I think this is covered in one of those linked articles, but in '63 Cooke had just returned from playing in Europe with Little Richard (who blew him off the stage with his crazy energy and raunchy stage presence) and was undergoing a change from sweet crooner to wild belter in an attempt to compete with Little Richard and the young James Brown. The Harlem Square Club was one stop on the chitlin' circuit, and you can hear Cooke, before a black audience, singing a (secular) gospel show, raving up the audience, and loosening up to party. His in-between-song patter is inane, but it doesn't matter because that's not the point: he's getting a room full of people, his people, to twist and sing and have a good time before going off to party elsewhere. "Twisting the Night Away" defies you to remain on your couch, and his rendition of "You Send Me" is tremendous; stripped bare of rhythm and structure, it's a cry in the night, he's a begging man, and for the first time that night, his singing isn't effortless, but heartbreaking.
Of course, the record wasn't released until twenty years after his death, because the label thought it might turn off his white audience. Find a copy and give it a listen. It's one of the best live recordings ever, along with Jerry Lee Lewis at the Starclub in Hamburg, Germany, 1964, a wild record from his exile years, featuring a band playing out of its skin and a crowd hepped up on Jerry Lee's ego and manic piano pounding.
Even when his voice is fragged, he's smoother than anyone else, and the way he drops open his mouth and rounds his vowels gives his style an openness that's hard to pinpoint.
Sure, there's Burke and Charles and Presley and Rawls all vying for the crooner crown, but Cooke is #1 in my book.
Someone asked a while ago what single concert I would go back in time to see, if I could. Much as I'd love to see Cooke himself, or VH opening for BS, or the Boss in '74, my answer was and remains: Sam Cooke's funeral. Thousands of grieving fans pushing and crying; Cooke's wife Barbara showing up with Bobby Womack (who came dressed in one of Sam's suits); Ray Charles, Etta James, Lou Rawls, all singing in the heat; a who's who of soul, shocked and remembering their greatest light, bludgeoned and shot to death wearing only a shoe and an overcoat. Tears me up. But that's how I'd spend my time-travel/fly-on-the-wall ticket, for sure.

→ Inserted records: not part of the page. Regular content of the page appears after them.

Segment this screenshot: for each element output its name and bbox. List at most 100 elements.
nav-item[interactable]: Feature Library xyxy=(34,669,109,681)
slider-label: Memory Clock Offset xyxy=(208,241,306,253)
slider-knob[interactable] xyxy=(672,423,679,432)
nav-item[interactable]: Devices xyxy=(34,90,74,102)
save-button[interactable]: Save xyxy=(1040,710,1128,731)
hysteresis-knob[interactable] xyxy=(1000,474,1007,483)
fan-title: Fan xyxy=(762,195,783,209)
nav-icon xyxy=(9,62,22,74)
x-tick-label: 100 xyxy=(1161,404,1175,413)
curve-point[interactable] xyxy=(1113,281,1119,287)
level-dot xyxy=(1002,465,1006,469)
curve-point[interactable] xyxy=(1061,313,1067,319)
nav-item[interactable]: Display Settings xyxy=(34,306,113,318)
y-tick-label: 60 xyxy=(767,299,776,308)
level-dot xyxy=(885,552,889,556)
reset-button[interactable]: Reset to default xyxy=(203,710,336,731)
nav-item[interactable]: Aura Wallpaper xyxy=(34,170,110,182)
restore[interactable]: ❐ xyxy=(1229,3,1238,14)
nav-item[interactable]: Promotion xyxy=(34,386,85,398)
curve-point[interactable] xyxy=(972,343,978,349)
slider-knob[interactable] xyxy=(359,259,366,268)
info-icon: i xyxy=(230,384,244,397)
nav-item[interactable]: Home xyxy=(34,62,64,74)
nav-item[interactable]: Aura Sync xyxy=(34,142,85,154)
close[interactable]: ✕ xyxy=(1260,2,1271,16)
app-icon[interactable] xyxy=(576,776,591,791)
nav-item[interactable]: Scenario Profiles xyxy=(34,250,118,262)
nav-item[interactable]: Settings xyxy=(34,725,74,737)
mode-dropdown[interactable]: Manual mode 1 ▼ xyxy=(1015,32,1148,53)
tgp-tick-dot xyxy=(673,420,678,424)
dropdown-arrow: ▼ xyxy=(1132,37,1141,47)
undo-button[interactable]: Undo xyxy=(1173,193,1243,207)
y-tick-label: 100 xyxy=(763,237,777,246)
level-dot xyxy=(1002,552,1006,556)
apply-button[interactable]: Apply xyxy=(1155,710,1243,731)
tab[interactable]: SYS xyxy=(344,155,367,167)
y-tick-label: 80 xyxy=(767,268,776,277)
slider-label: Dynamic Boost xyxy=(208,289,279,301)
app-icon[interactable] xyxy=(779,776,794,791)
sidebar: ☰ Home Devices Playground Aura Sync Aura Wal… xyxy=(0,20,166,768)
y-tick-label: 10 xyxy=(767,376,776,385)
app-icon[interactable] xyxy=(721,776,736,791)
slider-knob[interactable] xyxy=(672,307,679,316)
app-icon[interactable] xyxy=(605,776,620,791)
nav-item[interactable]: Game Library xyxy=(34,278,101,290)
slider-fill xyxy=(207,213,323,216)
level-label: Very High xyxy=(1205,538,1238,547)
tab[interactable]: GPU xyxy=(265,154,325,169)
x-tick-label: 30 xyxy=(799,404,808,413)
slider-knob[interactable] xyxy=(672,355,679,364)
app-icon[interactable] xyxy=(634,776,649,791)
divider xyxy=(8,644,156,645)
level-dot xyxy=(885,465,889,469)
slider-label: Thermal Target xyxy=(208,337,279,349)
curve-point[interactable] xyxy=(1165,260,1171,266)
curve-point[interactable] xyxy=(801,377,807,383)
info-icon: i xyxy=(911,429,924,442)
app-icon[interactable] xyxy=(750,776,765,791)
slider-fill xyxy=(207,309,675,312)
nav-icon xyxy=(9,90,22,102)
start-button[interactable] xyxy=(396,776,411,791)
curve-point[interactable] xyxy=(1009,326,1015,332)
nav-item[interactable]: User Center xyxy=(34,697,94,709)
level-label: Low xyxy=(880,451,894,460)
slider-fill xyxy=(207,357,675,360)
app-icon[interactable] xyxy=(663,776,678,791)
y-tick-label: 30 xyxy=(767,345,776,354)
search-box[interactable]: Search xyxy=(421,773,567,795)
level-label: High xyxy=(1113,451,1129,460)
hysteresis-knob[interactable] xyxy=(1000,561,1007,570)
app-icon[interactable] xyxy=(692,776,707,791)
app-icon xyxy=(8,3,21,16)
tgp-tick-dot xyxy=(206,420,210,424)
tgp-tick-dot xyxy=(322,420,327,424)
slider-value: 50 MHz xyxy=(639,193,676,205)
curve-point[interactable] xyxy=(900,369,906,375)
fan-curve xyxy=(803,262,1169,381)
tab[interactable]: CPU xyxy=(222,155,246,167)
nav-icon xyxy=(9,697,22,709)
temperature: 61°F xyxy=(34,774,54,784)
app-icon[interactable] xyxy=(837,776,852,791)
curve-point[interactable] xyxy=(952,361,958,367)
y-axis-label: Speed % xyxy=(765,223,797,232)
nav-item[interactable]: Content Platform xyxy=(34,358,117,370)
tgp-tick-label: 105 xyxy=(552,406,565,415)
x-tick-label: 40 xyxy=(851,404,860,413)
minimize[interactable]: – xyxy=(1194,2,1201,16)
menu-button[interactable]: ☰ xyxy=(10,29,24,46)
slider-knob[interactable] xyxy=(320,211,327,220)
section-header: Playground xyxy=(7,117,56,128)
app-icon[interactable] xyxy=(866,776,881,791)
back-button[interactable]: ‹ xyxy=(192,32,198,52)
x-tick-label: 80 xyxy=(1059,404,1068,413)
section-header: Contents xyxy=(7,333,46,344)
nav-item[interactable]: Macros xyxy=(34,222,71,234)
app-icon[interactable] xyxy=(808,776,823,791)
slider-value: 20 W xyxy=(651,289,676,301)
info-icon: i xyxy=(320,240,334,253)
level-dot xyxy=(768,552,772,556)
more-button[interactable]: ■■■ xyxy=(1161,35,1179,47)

Yeah, supposedly when the crush of onlookers broke the front window of the funeral parlor, the heat inside (ratcheted up by everyone's winter clothes) subsided and everyone could breathe again.
I also love some Sam. Thanks for reminding me...I am not a religious man, but there's something about the way he does Touch the Hem of His Garment that used to give me chills. I'm also not a fashionista, so I'm not sure why that song messed with me so. Love it though.